The proposed project will investigate age-related changes in visual motion perception in the absence of sensory and optical deficits such as blur, myopia, cataract or glaucoma. Not all problems with vision have to do with the eyes and there is increasing evidence that the visual areas of the brain are also affected by ageing.
Motion perception is an important visual function that helps us to navigate through the environment, recognize other people's facial and body language, and accomplish simple everyday tasks such as pouring a cup of coffee. Therefore, deficits in motion perception can strongly affect older adults lives including their safety, social interactions, mobility and hence, their independence.

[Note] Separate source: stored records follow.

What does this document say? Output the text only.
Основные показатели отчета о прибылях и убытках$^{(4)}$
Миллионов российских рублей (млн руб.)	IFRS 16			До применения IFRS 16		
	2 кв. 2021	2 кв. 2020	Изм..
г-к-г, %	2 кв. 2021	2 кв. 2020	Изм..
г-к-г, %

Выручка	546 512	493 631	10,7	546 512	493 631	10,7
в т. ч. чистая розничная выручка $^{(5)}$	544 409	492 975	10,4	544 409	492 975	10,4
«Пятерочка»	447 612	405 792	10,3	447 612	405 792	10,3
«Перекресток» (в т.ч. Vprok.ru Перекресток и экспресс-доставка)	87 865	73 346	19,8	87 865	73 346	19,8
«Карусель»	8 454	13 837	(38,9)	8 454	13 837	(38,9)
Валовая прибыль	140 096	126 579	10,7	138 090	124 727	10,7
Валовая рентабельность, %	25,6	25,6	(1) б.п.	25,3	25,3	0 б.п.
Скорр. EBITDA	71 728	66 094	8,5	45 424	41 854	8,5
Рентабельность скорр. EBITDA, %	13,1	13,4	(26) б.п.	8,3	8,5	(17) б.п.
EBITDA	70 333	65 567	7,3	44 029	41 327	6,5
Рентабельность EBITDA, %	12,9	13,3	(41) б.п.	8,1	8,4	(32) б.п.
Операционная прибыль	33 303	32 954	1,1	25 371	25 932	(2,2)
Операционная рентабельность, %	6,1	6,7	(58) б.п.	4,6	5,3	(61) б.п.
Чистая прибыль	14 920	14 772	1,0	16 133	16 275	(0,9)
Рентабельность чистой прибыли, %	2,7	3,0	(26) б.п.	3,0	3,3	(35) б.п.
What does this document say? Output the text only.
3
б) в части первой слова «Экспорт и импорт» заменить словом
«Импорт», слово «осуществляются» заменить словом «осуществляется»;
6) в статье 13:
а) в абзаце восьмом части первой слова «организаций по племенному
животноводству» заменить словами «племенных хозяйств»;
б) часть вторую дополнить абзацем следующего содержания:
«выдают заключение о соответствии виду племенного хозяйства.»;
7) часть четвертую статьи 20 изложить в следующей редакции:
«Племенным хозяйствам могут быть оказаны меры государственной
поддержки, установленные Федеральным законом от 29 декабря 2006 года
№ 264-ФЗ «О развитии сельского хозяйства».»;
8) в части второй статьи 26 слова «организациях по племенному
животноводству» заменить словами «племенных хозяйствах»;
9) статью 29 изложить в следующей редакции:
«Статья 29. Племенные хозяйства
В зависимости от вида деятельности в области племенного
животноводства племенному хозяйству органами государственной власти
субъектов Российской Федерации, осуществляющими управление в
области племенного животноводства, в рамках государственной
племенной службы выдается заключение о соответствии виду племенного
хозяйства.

Previous research has shown that basic or low-level motion perception, i.e., the motion of basic visual features such as moving dots, is strongly affected by ageing: Older adults have, for example, difficulties discriminating the motion direction of moving dots and are less able to integrate information across space and time. However, older adults can recognize and discriminate high-level visual motion, i.e., the motion of familiar and more relevant stimuli, such as faces or biological motion. Motion for more familiar stimuli can be computed by using the local motion signals of the stimulus or by integrating the global form information across time. With the studies described here, we will be able to elucidate the mechanisms underlying the apparent discrepancy between low- and high-level motion perception in ageing. In a first step, we will investigate the relationship between decreased low-level motion perception and high-level motion perception by correlating performance in tasks related to both kinds of motion. In a second step we will highlight the relative contribution of local motion and global form information to the perception of familiar dynamic stimuli. In a third step, we will ascertain the core brain areas that are involved in processing high-level motion in ageing and how those areas are functionally connected. The proposed research will combine behavioural methods with functional magnetic resonance imaging (fMRI). The results from the proposed research with ageing lead to a better understanding of motion processing per se. In the long run, the results from these studies can also help to develop new technologies and applications specifically suited to the needs of the ageing population so that they can maintain their quality of life and actively take part in society.